Despite Leno's stellar ratings, NBC brass fired him twice. As Leno's co-producer, I was there the first time, when Jeff Zucker, then president of NBCUniversal, told him Conan O'Brien would be replacing him. Leno, normally philosophical, was visibly upset, as he explained to my colleagues and me there was nothing he could do. Just as he described it to Steve Kroft on 60 Minutes, Leno talked as though he had just been jilted by a lover. "Once the girl says no, you just have to accept it. She's never going to change her mind," he said.
Entertainment writers, Letterman and O'Brien would eventually describe Leno as a weasel who took away O'Brien's The Tonight Show gig. Actually, it was O'Brien who was responsible for that. He could never appeal to a broad audience. In his seven months as Tonight Show host, O'Brien lost 50 percent of Leno's audience. But hey, critics loved CoCo.
Following his disastrous prime-time stint at The Jay Leno Show, Leno was given his old job back at Tonight where he restored the ratings to number one within one month. As his show entered the home stretch, Leno has delivered some of his best performances ever with pointed monologue jokes about President Obama, which have resonated with many viewers.
To Leno, it's about carrying on the tradition, started by Carson, of lampooning whoever is in power, while other late-night hosts, particularly Letterman, have avoided doing Obama jokes until recently. Which raises the question: Does that make Leno edgy and Letterman milquetoast? Just asking.

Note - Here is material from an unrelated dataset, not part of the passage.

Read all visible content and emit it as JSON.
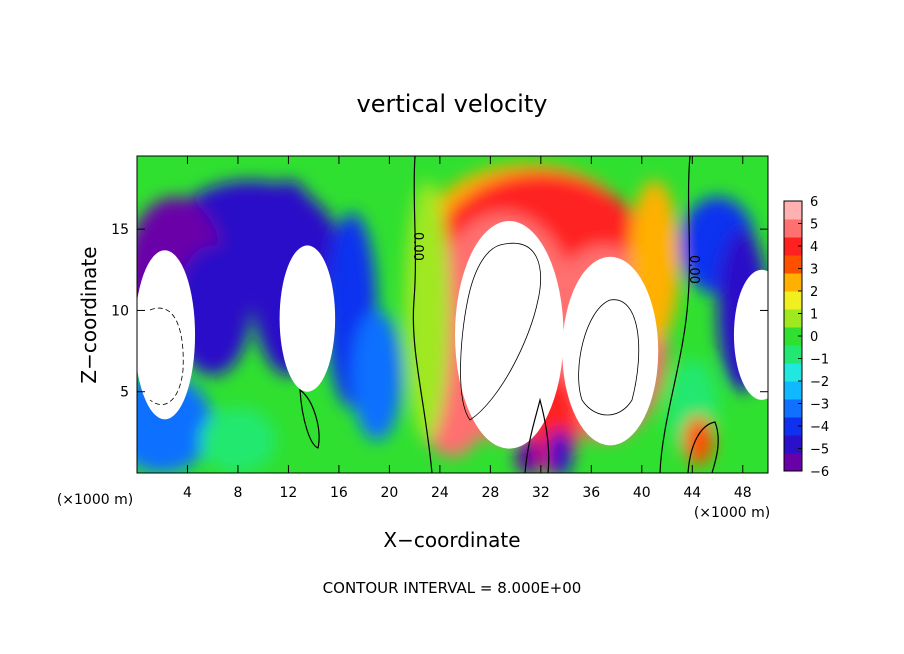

When Comcast acquired NBCUniversal from GE, the new executives fired Leno and replaced him with the younger and hipper Jimmy Fallon. Leno, who had obviously been through this before, accepted the news graciously, and has been very supportive of Fallon.
Unlike O'Brien, Fallon actually has wide appeal, but I think Comcast's decision was shortsighted. Fallon's only 39, and he wasn't threatening to leave. So why get rid of the number-one guy when he's still at the top of his game? We'll see how Fallon does in the crowded late-night environment where he's a crap shoot and Leno's a proven winner.
What's next for Leno? Will he just do stand-up appearances and work on his cars? Not a chance. I worked with him at The Tonight Show for 18 years. He has the mentality of a boxer. In fact, boxing is the only sport he really likes. No boxer would ever walk out of the ring in the middle of a fight in which he was pulverizing his opponent.
Leno said he won't do another Tonight Show, and I believe that's true. But he loves doing a daily monologue, and I don't think he would give that up if an opportunity, such as CNN or another cable network, presented itself. Did I say "if?" I meant "when."
Dave Berg was a co-producer at The Tonight Show with Jay Leno. His new book, Behind the Curtain: An Insider's View of Jay Leno's Tonight Show, will be released by Pelican Publishing this spring.